The debate about tax rorts in superannuation has hurried quickly into the all-too-predictable shambolic farce about politics that stands in for debate over public policy in Australia.
It’s not what we need. We need more reporting that focuses on the things governments do (you know, the stuff that affects our lives) than on the theatrics of the political interplay between the parliamentary players.
As ever, it’s less the political parties dictating the news than the press gallery doing what it’s long done: mincing policy up into the trivia of politics and stuffing the trimmings into the sausage skins of their news reporting.
By Sunday morning on Insiders the politics sausage is ready to be served. Despite the efforts of some panellists (often from the ABC’s rising generation) to steer for the deep waters of policy, the chatter is quickly tugged back into the safe both-sides imperative of the political framing, setting the “it’s all a game” news cycle up for the rest of the week.

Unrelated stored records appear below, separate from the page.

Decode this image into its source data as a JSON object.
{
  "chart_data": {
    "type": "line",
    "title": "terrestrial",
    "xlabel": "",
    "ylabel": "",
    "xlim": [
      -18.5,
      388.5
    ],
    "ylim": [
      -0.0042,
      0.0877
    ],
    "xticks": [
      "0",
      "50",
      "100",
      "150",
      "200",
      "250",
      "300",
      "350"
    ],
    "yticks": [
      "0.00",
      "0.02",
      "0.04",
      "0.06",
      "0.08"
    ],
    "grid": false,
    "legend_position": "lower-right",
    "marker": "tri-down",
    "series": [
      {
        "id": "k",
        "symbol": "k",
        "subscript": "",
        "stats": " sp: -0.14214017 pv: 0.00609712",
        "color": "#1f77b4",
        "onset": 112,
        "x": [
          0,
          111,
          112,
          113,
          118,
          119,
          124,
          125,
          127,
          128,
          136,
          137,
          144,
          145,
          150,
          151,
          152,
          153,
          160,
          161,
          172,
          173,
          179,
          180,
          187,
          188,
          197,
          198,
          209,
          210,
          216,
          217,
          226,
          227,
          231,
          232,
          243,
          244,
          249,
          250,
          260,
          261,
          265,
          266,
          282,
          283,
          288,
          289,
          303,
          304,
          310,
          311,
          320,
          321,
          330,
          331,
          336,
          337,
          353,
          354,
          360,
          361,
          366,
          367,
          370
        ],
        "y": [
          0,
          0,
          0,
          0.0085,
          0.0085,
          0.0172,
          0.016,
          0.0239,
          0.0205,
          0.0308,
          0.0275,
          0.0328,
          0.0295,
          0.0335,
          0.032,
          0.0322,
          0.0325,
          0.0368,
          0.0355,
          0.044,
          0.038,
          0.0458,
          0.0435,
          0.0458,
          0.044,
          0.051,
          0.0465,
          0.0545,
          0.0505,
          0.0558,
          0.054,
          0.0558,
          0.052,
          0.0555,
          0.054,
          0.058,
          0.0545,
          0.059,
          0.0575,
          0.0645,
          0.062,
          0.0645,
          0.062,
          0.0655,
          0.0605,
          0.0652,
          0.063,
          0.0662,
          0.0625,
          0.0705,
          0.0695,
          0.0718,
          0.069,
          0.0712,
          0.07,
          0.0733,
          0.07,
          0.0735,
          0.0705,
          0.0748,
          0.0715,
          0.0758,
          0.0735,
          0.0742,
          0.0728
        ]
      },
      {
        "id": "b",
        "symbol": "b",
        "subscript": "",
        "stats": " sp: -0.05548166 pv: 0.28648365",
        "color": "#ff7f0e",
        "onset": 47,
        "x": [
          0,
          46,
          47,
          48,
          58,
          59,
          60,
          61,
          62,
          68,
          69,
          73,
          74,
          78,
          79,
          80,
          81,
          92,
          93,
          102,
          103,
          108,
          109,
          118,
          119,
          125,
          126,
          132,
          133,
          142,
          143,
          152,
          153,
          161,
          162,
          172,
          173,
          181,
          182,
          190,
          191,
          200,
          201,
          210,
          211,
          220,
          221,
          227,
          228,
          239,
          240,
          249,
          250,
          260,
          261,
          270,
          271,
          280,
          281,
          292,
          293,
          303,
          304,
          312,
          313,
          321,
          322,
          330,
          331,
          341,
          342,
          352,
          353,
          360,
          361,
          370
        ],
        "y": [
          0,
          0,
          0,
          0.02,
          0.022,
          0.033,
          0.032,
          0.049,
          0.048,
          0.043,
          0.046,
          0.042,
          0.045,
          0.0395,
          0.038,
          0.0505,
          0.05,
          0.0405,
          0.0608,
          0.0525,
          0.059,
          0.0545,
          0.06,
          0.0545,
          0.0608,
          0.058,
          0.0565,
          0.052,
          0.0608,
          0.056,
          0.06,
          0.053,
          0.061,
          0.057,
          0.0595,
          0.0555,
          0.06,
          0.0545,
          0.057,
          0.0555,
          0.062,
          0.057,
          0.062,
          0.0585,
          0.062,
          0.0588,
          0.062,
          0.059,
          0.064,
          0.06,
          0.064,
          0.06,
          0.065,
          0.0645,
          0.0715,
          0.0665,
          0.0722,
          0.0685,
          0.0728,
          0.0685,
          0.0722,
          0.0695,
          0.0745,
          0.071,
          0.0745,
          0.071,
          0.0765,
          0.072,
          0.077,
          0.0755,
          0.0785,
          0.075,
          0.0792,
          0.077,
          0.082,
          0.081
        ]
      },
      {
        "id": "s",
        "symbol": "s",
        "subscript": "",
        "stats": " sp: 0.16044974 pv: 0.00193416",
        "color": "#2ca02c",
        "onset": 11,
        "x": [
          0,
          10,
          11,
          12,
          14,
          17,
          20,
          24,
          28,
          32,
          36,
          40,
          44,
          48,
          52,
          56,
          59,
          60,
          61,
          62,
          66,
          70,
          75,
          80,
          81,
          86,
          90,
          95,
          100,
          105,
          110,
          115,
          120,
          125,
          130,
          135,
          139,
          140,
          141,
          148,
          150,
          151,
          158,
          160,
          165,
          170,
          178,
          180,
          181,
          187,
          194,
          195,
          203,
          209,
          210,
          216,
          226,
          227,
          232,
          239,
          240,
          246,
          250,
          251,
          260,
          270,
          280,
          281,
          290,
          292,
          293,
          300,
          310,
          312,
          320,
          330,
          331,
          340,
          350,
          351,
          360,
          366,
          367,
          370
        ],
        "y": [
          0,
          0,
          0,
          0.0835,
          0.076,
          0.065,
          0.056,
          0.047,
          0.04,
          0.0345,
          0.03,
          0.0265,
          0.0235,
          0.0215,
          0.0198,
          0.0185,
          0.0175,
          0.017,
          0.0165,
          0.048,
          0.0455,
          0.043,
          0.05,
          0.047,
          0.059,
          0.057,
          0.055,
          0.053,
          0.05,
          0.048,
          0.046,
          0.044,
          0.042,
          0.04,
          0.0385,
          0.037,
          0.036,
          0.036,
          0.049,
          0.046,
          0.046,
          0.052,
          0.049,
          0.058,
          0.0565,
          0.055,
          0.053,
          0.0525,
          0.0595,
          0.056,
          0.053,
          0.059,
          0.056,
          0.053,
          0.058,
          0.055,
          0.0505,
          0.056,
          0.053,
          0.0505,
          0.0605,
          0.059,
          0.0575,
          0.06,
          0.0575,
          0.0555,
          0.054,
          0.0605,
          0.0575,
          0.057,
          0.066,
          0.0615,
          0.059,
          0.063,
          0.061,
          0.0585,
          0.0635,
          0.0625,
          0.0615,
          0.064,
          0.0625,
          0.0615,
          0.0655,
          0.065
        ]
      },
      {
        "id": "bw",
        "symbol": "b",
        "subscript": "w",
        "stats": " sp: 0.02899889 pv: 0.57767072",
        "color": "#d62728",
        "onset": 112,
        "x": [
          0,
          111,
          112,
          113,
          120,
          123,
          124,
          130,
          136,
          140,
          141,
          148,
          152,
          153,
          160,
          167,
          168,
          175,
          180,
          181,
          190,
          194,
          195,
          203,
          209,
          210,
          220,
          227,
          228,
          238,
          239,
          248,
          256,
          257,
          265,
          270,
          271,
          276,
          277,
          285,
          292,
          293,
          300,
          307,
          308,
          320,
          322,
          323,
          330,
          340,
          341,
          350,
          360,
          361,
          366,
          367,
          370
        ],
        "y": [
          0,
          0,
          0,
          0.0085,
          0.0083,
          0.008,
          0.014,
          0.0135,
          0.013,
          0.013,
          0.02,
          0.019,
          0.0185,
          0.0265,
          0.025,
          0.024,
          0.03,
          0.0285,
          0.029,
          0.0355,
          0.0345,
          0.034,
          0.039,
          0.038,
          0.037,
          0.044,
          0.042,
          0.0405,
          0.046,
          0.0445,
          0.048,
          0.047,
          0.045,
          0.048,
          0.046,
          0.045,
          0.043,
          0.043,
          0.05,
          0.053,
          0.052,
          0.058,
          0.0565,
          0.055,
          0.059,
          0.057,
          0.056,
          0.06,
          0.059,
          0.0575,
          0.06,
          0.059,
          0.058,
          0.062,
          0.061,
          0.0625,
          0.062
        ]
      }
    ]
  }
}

It shows up, too, in the weekly interview. Where former host Barrie Cassidy would give space for policy explainers, teasing out contradictions and complexities, current host David Speers brings an eagerness to hurry the questioning on to banter about the political ramifications.
The all-politics-all-the-time journalism is quickly shifting modest changes to tax breaks for high-wealth individuals through superannuation accounts into one of the gallery’s most popular bangers: “superannuation upheaval”.
Modest, you say. Hold on: “Even modest change carries political risk,” warned Speers in his intro. “Super Stoush” splashed the chyron. “Tax changes always bring on a political fight,” he led with the panel before moderating through the “political consequences” of the (still unconfirmed) proposal.
As ever with policies that offer some hope of redistributive relief to the inequality crisis, it was over at the News Corp shambles — where good policy has long gone to be butchered — that the spiciest political sausages were being extruded.
Not enough policy meat? No problem. Pack it out with the rhetorical offcuts and sawdust left over from day-to-day outrage machining: “hypocrisy” over broken promises (and Albanese’s parliamentary pension), a “your super’s next” hysteria, and a head-shaking bewilderment about details.
As their best charcutiers know, the best casings for the mix is tripe.
Enter Friday’s tabloids with a sickly sweet rendering of comments by Assistant Treasurer Stephen Jones on superannuation investments: “Honey, I’ll shrink your super” (Sydney’s The Daily Telegraph) and “Your money is our honey” (the Herald Sun). Rick Morton’s Substack, “Nervous Laughter”, goes deep on the making of that particular sausage under what will surely be the Walkley-winning headline of the year: “Super cagey fatalistic hex on cash that’s owed us”.
The sharpest knives were brought to the slaughtering in The Weekend Australian: “Super-sized hypocrisy over broken promises” punned Peter van Onselen’s headline. (Twenty pars down, he conceded that, yes, the policy might be a good one.)
Editor-at-large Paul Kelly turned the bread-stuffed hot dogs of a tax rort crackdown into the tastiest artisanal bratwurst of policy upheaval: “Australia now faces both an immediate and long-run policy struggle over the purposes, tax breaks and economic goals of our massive $3.3 trillion superannuation pool, with fresh battle lines drawn between the Albanese government and the Coalition.” That’s some sausage!
It was left to Sky’s Peta Credlin to wrap it all up, ready for delivery: “Labor tries for a socialist super grab by stealth.”
The opposition has been quick to fall into line, eager for the scraps of coverage they’re getting tossed from the media’s table. Teals from wealthy electorates have followed on. Next step? Watch the attempt to turn the “super upheaval” into an “acid test” at the Aston byelection.
Not everyone in the gallery is happy with the degustation on offer. Guardian Australia’s Katharine Murphy mourned “gotcha” culture as “performative accountability”. The problem isn’t new: in the 1980s, Kelly led an intellectual revolt in the gallery that, all too briefly, put policy in the centre of reporting about Bob Hawke’s government.
Maybe it’s not the journalists: Stanford’s James Hamilton argues it’s the inevitable result of the economics of mass media: policy is contentious, partisan; political by-play is, oddly, profoundly apolitical — and safe. It’s that safety that makes it so attractive to the ABC.
US media critic Margaret Sullivan says we need to rethink the job, suggesting retitling, say, “political correspondents” as “government reporters”.
At the weekend, The New Yorker’s Isaac Chotiner responded to The New York Times jemmying Ohio’s train crash into the favoured political frame: “People this naive should perhaps do something other than write about American politics for a living.”
It’s a willed naivete we could do with less of in Australia, too.